Stating that, it shouldn't be called an Individual Mandate as everyone from the time they were born in America or crossed the border, they have become part of the Health Care System.
One can not choose not to be part of the Health Care system as non-participation in insurance is a choice.

If one were to get in to a car crash where one has insurance and another doesnt', both get the same immediate care from Emergency Services.
The difference is that one is basically paid for by the government. Meaning, we already have socialized care as is. The craziest, most expensive type around.

It is a person's responsibility not to be a burden to society and those who opt out of having insurance are a burden to society and opting for socialized care at the greater expense of all.

 

joeybee12

(56,177 posts)
234. Unrec...so, you don't buy it and you get fined...
Mon Apr 2, 2012, 10:35 AM
Apr 2012

In other words, a heavy financial penalty to not buy it...sounds like forcing someone to buy it.

Dragonfli

(10,622 posts)
258. You are just not getting the Olympic level semantic contortion or you would know
Tue Apr 3, 2012, 08:12 PM
Apr 2012

That no one is requiring you to but a shitty bronze plan with high deductibles you can't afford to use, no it is merely a coincidence when you face the punishment for not doing so.

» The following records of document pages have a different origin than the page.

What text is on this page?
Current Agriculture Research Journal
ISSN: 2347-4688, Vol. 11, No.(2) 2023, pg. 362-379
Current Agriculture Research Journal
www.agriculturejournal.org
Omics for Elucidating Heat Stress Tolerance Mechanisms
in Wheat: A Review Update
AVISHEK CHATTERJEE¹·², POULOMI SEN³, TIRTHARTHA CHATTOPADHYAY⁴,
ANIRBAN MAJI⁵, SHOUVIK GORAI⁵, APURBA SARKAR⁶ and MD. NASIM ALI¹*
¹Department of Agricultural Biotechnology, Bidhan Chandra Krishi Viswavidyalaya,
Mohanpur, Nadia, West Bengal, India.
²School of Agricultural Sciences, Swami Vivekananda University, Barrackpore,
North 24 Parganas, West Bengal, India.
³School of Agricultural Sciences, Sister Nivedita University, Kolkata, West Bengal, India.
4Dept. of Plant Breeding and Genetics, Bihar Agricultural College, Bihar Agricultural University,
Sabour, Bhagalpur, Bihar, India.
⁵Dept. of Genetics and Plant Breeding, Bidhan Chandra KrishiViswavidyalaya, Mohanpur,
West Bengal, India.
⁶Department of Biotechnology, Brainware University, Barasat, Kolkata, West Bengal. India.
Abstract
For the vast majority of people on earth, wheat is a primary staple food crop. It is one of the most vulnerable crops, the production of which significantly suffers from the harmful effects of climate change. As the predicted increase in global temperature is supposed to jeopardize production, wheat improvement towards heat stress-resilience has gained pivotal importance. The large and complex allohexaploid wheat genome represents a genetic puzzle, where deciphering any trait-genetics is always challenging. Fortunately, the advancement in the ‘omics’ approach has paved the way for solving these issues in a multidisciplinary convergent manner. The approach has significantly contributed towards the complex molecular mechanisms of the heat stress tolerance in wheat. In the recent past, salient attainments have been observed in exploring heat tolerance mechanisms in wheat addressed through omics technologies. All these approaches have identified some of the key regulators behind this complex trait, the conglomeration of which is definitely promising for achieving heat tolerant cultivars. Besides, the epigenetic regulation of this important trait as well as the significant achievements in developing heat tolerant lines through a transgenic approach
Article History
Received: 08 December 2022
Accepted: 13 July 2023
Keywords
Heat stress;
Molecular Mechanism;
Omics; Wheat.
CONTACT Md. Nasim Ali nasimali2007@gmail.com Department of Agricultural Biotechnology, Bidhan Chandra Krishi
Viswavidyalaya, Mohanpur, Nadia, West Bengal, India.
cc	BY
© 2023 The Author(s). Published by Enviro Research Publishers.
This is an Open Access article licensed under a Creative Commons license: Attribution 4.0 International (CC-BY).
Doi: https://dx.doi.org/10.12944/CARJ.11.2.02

It is almost like you don't know that no one forces you to drive sober, that DWI thing with all the costs and penalties are a separate issue that has nothing to do with enforcing DWI laws.

Now don't you feel dumb, now that you know that everything is permissible, but there are penalties for all you do?

DennisBrault

(1 post)
239. It’s Not an Individual Mandate—It’s an Individual Penalty
Mon Apr 2, 2012, 11:38 AM
Apr 2012

The Op is spot on the money.

Watching “Morning Joe” last Monday morning I was reminded once again how effective, a propaganda tool, a slogan that tells a lie is. Joe and crew repeated over and over again the slogan “Individual Mandate” and falsely stated that it forces an individual to purchase health insurance from the private sector. It does not. The mandate doesn’t mandate that anyone purchase anything. Instead, the “Individual Mandate” penalizes the individual for not purchasing heath insurance.

The correct term should be the “Individual Penalty”. Because there is a penalty that the government assess, on an individual’s tax form, if that individual has not purchased health insurance. So who created the term “Individual mandate” and why? The puppeteers for power and profit?

One can imagine the debate, at the propaganda puppet master’s PR HQ, over which term “Individual Mandate” or “Individual Penalty” would most effectively influence the public mind to achieve their desired goal. It is obvious, by the puppeteers’ choice of the term “Mandate”, that their goal, of creating a negative feeling about ObamaCare, can best be accomplished praying on peoples anger at being told what to do. So why would Obama go along with this?

So the next time you hear the term “Individual Mandate” remember the pysops game the puppet masters are trying to play on you and say “NO”, The proper term is “Individual Penalty”.

http://www.thedailycall.org/?p=16543

TBF

(32,059 posts)
255. States do this with auto insurance -
Tue Apr 3, 2012, 11:57 AM
Apr 2012

It's called "uninsured motorist fee" or something like that.

Personally I think we need to take the profit out and nationalize health care (single payer), but I also don't see having an "uninsured fee" for health care as something onerous or unprecedented in the meantime.

Enrique

(27,461 posts)
240. there was more demonization of it when Obama was against it
Mon Apr 2, 2012, 11:43 AM
Apr 2012

Back when Hillary was for it and Obama was against it, the mandate was a big issue here and it was exaggerated how evil it was.

Now, when the mandate is discussed here it's usually to defend it from conservatives.